Consumer confidence. “The Society for Human Resource Management came out in May and said 52 percent of small businesses expect to be out of business in six months. This is the trade association. This is your HR people, and they surveyed their members. This is the magnitude of the problem we’ve got.”
Hotels: “I’m kind of bullish on hotels, because I feel like people are going to start travelling again next summer. Weekend travelers are coming out. Clearly the demand is there. (With vaccines), people are going to start travelling again.”
Office: “The office market is kind of a tossup right now. It’s hard to say what will happen here. There’s a lot of conjecture about people working at home…I haven’t bought into the idea that office is under duress yet. We’re just going to have to wait.”
Dry powder: “There’s a lot of distressed buyers (that have raised capital) out there that are ready to invest and don’t want to return (the money). They will be buying real estate.”

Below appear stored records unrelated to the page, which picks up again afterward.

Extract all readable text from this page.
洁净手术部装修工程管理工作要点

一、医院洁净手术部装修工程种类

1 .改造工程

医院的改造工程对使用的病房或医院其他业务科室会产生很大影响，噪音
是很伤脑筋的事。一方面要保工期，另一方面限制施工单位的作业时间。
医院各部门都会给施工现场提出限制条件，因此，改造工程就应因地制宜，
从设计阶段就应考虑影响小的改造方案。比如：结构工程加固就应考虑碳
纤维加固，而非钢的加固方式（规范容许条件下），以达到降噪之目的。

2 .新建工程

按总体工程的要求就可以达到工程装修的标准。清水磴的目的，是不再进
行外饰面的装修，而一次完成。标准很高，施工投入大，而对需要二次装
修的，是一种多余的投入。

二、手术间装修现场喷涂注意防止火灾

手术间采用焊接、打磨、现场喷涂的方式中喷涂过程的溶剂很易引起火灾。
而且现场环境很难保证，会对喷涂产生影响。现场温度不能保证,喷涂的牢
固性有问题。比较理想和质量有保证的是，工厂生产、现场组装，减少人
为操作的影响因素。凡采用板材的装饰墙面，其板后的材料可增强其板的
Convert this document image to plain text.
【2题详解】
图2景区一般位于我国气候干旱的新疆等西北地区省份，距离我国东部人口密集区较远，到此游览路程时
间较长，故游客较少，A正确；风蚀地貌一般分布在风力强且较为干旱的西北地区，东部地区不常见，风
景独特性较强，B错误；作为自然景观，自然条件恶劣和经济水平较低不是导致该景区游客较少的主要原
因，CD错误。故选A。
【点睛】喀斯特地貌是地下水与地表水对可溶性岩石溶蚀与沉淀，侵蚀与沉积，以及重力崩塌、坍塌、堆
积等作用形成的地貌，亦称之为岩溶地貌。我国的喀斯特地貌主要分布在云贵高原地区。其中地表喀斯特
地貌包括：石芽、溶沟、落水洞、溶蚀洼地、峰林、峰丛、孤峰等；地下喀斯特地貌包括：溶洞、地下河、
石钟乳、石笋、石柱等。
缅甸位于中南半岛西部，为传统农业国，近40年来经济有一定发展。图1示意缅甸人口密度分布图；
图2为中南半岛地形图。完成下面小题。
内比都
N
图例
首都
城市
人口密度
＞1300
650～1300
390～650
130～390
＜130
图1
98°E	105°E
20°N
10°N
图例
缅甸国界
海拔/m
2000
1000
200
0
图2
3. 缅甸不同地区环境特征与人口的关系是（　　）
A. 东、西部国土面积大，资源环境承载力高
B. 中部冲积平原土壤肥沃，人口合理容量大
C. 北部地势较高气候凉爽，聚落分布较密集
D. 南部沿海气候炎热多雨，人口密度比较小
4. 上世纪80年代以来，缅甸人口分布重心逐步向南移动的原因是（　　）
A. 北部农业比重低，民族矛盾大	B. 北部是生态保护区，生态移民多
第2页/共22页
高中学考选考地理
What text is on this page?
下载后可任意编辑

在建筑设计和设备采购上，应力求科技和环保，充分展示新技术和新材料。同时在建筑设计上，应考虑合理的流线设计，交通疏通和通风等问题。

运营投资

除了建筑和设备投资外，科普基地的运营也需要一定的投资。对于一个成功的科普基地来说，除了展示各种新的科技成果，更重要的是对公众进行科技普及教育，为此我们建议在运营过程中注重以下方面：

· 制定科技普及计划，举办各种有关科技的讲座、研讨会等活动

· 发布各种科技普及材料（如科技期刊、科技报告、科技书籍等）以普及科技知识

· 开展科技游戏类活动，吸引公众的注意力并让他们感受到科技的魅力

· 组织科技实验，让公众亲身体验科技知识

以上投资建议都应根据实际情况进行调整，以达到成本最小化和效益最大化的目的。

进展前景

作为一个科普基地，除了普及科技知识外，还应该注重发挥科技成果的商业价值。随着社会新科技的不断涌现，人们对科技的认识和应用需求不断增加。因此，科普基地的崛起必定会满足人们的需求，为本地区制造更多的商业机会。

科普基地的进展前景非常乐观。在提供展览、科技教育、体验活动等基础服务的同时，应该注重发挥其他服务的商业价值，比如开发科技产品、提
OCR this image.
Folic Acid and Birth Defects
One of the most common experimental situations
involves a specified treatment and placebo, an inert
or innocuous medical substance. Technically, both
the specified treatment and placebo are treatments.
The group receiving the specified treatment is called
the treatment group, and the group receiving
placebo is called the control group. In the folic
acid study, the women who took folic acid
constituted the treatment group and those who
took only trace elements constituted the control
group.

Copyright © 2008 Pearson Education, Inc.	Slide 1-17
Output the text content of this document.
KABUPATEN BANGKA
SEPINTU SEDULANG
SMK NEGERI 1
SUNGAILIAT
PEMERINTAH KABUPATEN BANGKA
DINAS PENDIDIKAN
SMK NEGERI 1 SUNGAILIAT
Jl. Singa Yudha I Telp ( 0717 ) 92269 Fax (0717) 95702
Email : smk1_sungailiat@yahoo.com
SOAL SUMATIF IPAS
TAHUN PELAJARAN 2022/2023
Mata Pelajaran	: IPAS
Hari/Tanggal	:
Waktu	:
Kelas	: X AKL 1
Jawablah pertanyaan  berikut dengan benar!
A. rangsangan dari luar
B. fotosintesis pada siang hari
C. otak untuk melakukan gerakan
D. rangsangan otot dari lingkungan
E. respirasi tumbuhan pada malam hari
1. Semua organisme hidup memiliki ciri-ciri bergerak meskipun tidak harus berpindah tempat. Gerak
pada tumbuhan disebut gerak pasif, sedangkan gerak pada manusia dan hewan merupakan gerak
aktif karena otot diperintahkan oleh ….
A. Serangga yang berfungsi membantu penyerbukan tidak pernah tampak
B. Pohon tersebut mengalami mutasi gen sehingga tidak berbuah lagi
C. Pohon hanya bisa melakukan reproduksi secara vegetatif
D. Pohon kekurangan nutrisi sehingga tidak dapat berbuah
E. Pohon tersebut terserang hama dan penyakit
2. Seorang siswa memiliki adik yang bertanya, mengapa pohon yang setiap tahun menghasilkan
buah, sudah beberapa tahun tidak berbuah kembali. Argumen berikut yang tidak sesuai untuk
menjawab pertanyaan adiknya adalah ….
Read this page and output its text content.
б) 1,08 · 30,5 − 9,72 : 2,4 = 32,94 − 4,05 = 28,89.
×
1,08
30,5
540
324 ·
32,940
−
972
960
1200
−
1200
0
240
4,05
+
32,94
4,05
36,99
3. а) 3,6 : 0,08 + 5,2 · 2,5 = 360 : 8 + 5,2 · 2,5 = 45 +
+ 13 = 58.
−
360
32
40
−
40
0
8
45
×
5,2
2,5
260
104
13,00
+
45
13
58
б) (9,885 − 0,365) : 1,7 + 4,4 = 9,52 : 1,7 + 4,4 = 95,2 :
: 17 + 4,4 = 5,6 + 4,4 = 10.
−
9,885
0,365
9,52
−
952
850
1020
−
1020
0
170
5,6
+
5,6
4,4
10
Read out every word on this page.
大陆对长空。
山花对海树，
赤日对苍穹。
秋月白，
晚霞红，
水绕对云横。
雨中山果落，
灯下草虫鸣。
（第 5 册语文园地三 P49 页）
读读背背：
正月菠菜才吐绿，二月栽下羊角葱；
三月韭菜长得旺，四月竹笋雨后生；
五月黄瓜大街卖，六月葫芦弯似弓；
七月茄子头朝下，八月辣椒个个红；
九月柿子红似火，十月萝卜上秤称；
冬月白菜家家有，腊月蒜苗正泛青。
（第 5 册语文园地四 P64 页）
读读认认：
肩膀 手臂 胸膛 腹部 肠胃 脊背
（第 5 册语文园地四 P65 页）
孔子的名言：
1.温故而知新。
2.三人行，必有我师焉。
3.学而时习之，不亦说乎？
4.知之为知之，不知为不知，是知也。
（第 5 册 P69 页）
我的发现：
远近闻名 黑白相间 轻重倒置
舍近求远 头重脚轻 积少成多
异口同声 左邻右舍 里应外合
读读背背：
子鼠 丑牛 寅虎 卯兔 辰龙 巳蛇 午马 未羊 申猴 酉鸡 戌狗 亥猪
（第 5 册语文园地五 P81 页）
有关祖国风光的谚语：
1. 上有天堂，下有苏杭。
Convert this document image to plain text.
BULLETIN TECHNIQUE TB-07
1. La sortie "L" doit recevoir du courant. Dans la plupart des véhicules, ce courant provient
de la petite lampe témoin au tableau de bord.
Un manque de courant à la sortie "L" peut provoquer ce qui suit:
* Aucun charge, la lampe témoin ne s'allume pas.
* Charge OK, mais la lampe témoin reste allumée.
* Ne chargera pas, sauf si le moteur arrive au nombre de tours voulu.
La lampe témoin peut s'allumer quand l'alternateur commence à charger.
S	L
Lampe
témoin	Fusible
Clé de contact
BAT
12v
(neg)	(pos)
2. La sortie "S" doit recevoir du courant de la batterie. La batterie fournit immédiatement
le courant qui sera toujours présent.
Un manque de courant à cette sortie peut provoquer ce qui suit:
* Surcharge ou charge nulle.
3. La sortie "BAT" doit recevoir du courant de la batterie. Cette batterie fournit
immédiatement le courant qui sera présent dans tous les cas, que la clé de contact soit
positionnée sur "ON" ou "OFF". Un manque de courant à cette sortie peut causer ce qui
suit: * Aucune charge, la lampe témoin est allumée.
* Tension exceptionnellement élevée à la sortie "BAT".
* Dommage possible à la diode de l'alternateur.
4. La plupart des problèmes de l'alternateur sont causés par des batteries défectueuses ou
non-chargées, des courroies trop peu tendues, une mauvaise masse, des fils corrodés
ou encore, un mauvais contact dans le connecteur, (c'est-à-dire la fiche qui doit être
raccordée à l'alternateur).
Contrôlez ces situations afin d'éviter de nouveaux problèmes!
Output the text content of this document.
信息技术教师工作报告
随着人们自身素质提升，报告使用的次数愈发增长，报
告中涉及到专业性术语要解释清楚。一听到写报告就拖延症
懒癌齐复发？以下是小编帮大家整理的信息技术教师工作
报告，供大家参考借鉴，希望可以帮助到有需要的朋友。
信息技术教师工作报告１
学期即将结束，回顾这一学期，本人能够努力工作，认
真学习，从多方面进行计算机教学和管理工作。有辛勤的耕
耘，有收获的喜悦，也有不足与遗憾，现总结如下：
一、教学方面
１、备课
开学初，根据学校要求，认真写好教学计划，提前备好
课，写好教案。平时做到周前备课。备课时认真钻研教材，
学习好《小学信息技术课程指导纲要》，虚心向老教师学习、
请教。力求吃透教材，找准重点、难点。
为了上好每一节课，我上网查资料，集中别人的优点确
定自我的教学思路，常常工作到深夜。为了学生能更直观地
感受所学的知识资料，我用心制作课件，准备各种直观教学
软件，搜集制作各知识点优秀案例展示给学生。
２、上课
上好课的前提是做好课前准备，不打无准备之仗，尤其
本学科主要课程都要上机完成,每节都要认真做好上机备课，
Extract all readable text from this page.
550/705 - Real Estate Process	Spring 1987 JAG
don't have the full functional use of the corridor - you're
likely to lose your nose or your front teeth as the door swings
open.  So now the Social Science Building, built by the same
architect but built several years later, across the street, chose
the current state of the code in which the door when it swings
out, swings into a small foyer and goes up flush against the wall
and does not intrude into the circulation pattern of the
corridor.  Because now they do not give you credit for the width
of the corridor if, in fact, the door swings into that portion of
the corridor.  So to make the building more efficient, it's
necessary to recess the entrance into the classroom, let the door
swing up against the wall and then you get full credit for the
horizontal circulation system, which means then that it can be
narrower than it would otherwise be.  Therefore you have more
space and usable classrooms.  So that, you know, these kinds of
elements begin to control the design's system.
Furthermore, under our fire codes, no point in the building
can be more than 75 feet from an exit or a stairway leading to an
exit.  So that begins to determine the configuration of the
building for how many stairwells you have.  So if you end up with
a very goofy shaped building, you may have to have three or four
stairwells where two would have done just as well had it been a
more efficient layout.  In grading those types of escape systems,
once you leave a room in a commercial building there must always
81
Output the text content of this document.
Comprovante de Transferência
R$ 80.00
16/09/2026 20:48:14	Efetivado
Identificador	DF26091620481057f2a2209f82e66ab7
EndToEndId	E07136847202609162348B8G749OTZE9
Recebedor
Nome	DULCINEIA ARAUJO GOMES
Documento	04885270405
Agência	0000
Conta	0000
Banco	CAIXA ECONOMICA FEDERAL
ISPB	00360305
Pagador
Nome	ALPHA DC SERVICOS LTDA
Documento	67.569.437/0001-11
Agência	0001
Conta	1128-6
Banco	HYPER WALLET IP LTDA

Single-family demand: “Not only can we not build enough multifamily to keep up with demand, all the single-family houses in this country under $300,000 are going to be targets for people who want to permanently put them in the rental pool. I don’t see any end of this in sight. I think prices for single-family homes are going to continue to escalate until they’re no longer affordable with a 2.9 % interest rate.”